Does anyone remember what they were doing 12 months ago? I was in the process of changing my Christmas plans so thbrat I limited contact with people. I wanted to be able to spend some quality time with my parents after what had been such a challenging year, and to do that safely I had to make sure I didn’t meet many people. Social distancing happened but I was lucky that I could see my parents and spend some moment with them. Many other people couldn’t and were on their own on Christmas Day.
It appears that if you were an employee at Downing Street you were able to enjoy a party, which may or may not be fictional depending on who you choose to believe. The footage that has emerged tonight of staff joking about the situation days after it may (or may not) have happened is shocking. It is shocking on many levels. There were people losing loved ones, struggling with their mental health, and trying to stay safe for themselves and their family.
Whether or not the party happened (which I hope we get the definitive position on soon) the ongoing discussion, debate and denial has only served to damage trust and confidence in the Government. It is leading to conversations about if there are lies over this what else are there lies about? All this is hugely damaging at a time when people need to trust the response to the Omnicron variant.
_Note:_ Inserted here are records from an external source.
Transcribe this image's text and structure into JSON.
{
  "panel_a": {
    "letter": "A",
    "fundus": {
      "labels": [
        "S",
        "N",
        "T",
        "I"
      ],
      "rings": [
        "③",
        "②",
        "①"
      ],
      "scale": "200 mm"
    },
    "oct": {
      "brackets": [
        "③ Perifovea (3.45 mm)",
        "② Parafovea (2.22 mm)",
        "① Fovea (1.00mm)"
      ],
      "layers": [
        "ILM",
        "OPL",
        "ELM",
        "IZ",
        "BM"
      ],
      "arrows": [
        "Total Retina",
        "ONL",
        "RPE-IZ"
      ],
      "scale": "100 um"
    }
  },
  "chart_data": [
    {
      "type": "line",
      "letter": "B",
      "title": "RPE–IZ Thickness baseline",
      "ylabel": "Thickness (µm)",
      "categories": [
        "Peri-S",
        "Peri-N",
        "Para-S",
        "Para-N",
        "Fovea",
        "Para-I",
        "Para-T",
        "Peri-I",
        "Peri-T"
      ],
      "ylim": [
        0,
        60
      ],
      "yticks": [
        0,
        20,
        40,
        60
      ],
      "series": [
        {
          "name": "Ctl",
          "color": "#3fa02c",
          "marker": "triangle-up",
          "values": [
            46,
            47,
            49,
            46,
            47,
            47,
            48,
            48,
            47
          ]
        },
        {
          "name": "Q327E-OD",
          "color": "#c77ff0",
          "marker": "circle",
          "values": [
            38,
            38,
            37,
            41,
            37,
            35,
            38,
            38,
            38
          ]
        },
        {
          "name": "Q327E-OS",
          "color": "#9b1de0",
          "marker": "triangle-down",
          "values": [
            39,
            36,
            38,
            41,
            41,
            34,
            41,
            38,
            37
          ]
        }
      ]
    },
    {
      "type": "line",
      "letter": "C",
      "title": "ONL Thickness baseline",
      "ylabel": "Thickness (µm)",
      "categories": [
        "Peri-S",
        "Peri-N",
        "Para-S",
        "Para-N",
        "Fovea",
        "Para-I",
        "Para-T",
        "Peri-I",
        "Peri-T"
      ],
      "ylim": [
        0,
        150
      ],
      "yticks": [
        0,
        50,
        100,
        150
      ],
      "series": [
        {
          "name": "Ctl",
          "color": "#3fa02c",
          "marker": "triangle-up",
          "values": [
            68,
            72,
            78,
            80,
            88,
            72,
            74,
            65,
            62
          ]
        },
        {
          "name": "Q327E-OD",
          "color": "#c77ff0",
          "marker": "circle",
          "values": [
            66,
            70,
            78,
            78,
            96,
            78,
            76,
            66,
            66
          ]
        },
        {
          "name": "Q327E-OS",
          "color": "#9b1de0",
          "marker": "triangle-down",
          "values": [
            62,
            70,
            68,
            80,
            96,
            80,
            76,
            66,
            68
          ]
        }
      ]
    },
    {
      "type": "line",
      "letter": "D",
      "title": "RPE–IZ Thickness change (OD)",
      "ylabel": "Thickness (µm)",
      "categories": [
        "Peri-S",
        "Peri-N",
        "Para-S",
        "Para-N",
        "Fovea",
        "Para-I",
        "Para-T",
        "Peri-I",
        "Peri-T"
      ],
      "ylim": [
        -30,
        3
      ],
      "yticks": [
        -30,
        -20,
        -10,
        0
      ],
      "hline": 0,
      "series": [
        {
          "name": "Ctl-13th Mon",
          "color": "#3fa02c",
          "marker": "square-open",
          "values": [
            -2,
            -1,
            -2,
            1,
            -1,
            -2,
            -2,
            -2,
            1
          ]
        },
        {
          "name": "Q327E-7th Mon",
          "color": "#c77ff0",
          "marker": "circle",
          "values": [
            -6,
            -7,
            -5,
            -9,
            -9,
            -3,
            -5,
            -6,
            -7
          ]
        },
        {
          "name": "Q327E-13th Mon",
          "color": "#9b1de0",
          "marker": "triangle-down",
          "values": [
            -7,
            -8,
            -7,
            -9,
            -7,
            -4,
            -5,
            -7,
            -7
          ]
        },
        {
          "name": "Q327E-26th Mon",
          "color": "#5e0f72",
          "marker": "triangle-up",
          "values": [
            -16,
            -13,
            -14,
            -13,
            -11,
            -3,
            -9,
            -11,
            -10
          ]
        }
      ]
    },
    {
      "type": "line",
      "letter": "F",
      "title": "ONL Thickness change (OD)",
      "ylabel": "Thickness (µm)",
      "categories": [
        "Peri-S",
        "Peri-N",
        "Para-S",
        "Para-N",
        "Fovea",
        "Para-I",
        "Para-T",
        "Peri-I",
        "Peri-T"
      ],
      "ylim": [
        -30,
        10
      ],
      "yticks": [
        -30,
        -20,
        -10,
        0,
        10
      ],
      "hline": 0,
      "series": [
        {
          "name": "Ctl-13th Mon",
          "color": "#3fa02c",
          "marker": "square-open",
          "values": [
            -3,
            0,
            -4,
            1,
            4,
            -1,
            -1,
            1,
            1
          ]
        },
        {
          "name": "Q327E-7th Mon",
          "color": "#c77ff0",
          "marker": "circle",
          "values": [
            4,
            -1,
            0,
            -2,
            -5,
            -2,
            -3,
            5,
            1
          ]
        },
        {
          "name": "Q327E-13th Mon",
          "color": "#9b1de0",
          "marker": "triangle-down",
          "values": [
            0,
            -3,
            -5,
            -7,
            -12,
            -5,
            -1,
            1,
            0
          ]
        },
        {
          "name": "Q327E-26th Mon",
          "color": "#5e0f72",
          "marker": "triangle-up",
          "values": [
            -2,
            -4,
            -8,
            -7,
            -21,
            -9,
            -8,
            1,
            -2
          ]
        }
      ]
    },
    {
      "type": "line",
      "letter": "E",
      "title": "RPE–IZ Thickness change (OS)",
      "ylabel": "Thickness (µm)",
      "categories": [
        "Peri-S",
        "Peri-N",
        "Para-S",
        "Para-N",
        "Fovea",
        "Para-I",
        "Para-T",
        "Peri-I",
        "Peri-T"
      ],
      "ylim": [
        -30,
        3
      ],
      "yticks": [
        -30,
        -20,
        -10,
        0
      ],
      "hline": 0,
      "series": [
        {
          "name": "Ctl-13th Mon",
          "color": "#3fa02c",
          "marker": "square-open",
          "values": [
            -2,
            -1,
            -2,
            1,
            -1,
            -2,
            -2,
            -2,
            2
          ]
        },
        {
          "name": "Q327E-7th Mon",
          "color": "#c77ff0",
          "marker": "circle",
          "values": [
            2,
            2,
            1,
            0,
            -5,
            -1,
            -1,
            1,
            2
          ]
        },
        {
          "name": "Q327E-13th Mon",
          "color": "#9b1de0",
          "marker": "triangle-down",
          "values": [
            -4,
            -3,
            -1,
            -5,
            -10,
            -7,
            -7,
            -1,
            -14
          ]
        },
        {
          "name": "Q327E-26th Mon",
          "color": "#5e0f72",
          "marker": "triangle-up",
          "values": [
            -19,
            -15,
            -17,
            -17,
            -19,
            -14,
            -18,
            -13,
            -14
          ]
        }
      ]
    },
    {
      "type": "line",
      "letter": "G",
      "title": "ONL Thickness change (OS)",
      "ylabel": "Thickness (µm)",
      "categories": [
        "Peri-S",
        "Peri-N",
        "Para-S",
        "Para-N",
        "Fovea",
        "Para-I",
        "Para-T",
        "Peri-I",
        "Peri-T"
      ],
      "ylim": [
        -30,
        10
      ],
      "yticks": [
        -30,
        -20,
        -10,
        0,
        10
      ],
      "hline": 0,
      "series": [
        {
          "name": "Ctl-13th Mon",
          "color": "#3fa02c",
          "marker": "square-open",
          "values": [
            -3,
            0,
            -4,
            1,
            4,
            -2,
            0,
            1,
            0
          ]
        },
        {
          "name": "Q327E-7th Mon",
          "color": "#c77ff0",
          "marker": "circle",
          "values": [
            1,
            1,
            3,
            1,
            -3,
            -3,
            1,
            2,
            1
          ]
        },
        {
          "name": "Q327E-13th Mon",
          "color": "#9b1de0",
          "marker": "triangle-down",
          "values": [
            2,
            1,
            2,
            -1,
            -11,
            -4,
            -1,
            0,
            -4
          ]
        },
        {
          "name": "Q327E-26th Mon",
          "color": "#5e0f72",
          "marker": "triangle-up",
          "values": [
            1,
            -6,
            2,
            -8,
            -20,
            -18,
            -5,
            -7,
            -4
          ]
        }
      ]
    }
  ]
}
It is not just a distraction anymore it is quickly becoming the main conversation. It is not a trivial matter it is seriously threatening to undermine the crisis response.
I had the opportunity this morning of speaking on a panel at the Global Communication Summit about crisis response Covid and the role of whistleblowers. Given that we are 12 months from these events I am surprised that there was no-one operating as whistleblower to the behaviour that may have been taking place. One of the key points made this morning was that facts matter, people matter, and honesty matters.
Perhaps this is time for a new style of political leadership one that is built on trust, honesty, and a desire to serve people. One where the rules and laws apply to everyone and there is accountability when things go wrong. These are the principles I talk about of effective crisis communication, where we are at the moment is far from that.